Four criminal investigations into possible criminal euthanasia
8 maart 2018 - Openbaar Ministerie
The Board of Procurators General has decided that four criminal investigations will be instituted for possible criminal euthanasia, performed by two physicians. Two investigations are directed by the prosecutor's office of North Holland, one by the office of East Netherlands and the fourth by the prosecutor's office of The Hague.
Last year the regional review committee for euthanasia [Regionale Toetsingscommissie Euthanasie] (RTE) forwarded all four cases to the Public Prosecution Service [Openbaar Ministerie] (OM) for a criminal law review. This happens to every investigation when the RTE has concluded that a physician has not acted according to the standards for due care.
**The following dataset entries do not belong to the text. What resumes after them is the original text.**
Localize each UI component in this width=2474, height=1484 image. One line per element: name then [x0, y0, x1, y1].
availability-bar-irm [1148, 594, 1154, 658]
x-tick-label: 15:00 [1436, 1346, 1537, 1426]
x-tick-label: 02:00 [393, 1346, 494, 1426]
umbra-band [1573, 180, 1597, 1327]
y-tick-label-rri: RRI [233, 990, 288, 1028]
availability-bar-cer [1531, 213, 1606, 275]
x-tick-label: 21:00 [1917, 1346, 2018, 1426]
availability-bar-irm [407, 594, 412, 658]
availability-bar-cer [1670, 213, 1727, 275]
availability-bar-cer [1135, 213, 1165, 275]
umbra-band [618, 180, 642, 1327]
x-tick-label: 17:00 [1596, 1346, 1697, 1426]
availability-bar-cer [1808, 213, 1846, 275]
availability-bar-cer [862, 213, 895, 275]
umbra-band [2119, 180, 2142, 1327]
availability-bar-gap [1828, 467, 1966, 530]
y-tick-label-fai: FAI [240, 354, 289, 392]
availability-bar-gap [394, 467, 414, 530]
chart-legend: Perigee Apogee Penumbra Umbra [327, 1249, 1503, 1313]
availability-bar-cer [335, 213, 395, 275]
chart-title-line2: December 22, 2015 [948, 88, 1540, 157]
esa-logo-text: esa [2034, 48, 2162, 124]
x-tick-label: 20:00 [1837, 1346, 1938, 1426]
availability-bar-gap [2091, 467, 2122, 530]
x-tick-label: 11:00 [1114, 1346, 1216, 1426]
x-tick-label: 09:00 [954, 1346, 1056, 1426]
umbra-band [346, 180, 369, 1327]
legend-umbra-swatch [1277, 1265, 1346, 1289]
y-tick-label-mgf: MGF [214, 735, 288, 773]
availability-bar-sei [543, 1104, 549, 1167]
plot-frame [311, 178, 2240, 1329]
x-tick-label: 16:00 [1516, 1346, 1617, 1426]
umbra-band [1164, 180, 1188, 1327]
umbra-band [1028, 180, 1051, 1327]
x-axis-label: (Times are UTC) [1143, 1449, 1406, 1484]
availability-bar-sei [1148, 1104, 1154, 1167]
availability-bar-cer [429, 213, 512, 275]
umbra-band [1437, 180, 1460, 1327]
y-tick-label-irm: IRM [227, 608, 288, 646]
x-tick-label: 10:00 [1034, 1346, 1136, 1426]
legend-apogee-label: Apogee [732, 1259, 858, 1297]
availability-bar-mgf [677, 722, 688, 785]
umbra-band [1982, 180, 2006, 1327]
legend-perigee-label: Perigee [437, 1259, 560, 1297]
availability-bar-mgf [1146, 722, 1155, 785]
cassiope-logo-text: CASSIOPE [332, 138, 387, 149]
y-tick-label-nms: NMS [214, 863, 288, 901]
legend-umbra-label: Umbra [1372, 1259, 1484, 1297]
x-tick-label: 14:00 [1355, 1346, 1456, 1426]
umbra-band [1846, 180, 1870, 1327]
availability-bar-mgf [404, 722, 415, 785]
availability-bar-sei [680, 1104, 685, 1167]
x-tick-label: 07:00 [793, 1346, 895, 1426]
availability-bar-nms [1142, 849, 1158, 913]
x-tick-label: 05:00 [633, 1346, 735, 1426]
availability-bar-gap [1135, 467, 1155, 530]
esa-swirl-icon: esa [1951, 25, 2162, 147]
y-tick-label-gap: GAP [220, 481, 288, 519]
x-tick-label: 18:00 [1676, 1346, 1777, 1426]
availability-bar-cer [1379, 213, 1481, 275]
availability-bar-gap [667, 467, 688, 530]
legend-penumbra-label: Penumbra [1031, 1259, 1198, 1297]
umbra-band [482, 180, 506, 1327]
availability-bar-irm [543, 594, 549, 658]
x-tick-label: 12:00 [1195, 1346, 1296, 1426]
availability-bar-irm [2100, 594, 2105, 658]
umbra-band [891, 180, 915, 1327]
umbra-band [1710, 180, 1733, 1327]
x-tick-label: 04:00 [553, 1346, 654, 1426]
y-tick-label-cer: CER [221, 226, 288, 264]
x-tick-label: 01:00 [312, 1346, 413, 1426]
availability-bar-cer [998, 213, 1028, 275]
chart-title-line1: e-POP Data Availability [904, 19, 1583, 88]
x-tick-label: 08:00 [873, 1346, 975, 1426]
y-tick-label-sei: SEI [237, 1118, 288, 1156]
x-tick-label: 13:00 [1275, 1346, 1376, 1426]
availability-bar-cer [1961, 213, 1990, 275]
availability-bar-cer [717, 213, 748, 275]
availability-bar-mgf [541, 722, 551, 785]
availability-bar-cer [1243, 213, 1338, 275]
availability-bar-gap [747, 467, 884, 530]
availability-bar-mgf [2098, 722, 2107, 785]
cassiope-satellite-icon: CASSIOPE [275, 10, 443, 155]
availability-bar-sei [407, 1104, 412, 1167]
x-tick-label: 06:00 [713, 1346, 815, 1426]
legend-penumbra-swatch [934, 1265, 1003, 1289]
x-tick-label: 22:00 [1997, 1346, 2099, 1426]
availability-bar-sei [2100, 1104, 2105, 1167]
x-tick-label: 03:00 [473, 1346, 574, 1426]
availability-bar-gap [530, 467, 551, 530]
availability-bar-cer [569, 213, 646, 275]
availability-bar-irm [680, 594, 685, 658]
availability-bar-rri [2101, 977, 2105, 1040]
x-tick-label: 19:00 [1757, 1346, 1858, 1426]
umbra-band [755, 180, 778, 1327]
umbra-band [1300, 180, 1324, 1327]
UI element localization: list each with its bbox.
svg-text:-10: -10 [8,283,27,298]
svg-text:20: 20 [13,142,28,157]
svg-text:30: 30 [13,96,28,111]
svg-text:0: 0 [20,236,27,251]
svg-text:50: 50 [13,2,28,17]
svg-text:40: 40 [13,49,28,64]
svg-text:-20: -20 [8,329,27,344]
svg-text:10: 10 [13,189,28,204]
In the two cases investigated by a prosecutor in Noord-Holland, the same physician is involved. The investigation revolves around the death in May 2017 of a 67-year-old female, who lacked the capacity to express her own will and suffering from Alzheimer. The review committee found that the physician, at the time the life of the woman was terminated, was not able to ascertain if it was a voluntary and deliberate request for euthanasia because the living will had been drafted years before and had not been reconfirmed since. Furthermore the physician failed to substantiate why the suffering of the woman was unbearable.
Another case is about the termination of the life of an 84-year-old female in June last year. The woman regarded her life as hopeless because of several physical illnesses. The review committee considered, inter alia, that the physician could not have arrived at the conviction that other solutions to eliminate the suffering were lacking and that the suffering therefore was hopeless.
A public prosecutor of the prosecutor's office Oost-Nederland is investigating the euthanasia on a 72-year-old female in April 2017. She was suffering from metastasized cancer, all options for treatment had been exhausted and she regarded her suffering as unbearable because of the rapid deterioration of her physical condition. Two days before her life was terminated the woman lapsed into a coma that caused serious aphasia and alternating reduced consciousness. In this case the review committee found, inter alia, that the physician was not able to ascertain that the decision for euthanasia was a voluntary and well-considered decision. There was no written living will. According to the committee the physician could also not arrive at the conviction that her suffering was unbearable based on the facts and circumstances in the period immediately before the euthanasia.
A prosecutor of the Prosecution Service in The Hague has instituted an investigation into the death of an 84-year-old female in February last year. Her freedom of movement had been very much restricted by pulmonary emphysema. The woman had a euthanasia statement and had clearly expressed that she no longer wanted to live. She refused to undergo any further examinations or treatments. One of the conclusions of the review committee was that the physician concluded to easily that the suffering of his patient was hopeless
Based on the Instruction decision to prosecute regarding active termination of life at request (euthanasia and assisted suicide) the Board of Procurators General is the organ that decides on whether or not to prosecute the physician in euthanasia cases. According to the Board the conduct of the physicians in the four cases mentioned earlier raises such suspicions that a criminal investigation is appropriate. When these investigations have been completed the Board will decide for each case whether or not the physician will be prosecuted.
In 2017 the RTE forwarded twelve files to the Prosecution Service for a criminal law review. According to the RTE in all these cases all these the actions lacked due care, was not acted with due care. At the moment there are still two cases under review. The other ten cases have been reviewed and in the four cases mentioned above the decision was made to institute a criminal investigation, in the other six other cases it was not.
In September last year the Board announces that a public prosecutor in The Hague is conducting an investigation into a possibly criminal euthanasia from 2016 on a 74-year-old female who was seriously demented and legally incapable. On short notice the examining magistrate will hear witnesses in this case. Furthermore expert reports will be drawn up. As soon as the investigation is completed it will be decided whether or not the physician will be prosecuted and if he or she has to stand trial.
The decisions of the RTE in the above mentioned cases can be found on the site of the euthanasia committee, under the numbers: 2017 -31, 2017 - 73, 2017 - 79 and 2017 - 103.